By Erikas Mwisi Kambale
BENI, Democratic Republic of Congo (Reuters) – Suspected Islamists killed three soldiers and 13 civilians and burnt down a church in a raid on a village in Democratic Republic of Congo’s northeastern Ituri province, the army and a rights group said on Monday.
The attackers opened fire when they entered the village of Ndalya on Sunday morning, about 100 km (60 miles) south of the city of Bunia, said Christophe Munyanderu, coordinator of the group Convention for the Respect of Human Rights.
An initial assessment showed that 13 civilians had been killed, Munyanderu said.

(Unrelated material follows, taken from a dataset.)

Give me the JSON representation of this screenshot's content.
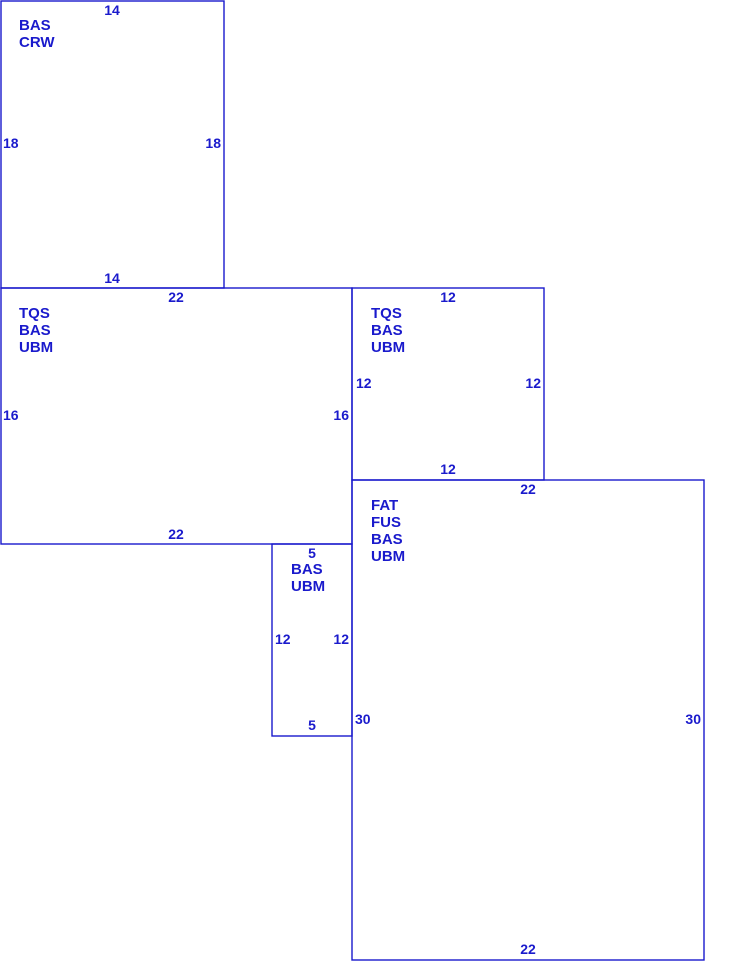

The attackers also burned down a Catholic church, he said.
“For the moment our troops are occupying the village after this attack which cost civilian lives,” said army spokesman Jules Ngongo Tshikudi, adding that three soldiers and four assailants were killed when the army drove them back.
It was not clear who carried out the attack, although Tshikudi blamed the Allied Democratic Forces (ADF), a Ugandan armed group active in eastern Congo since the 1990s.
The group killed about 850 people last year, according to U.N. figures.
Congo’s eastern borderlands with Uganda, Rwanda and Burundi are home to more than 100 different militias, many remnants of its brutal civil wars that officially ended in 2003.
Islamic State has claimed responsibility for several suspected ADF attacks in the past, but UN experts have not found any direct link between the two groups.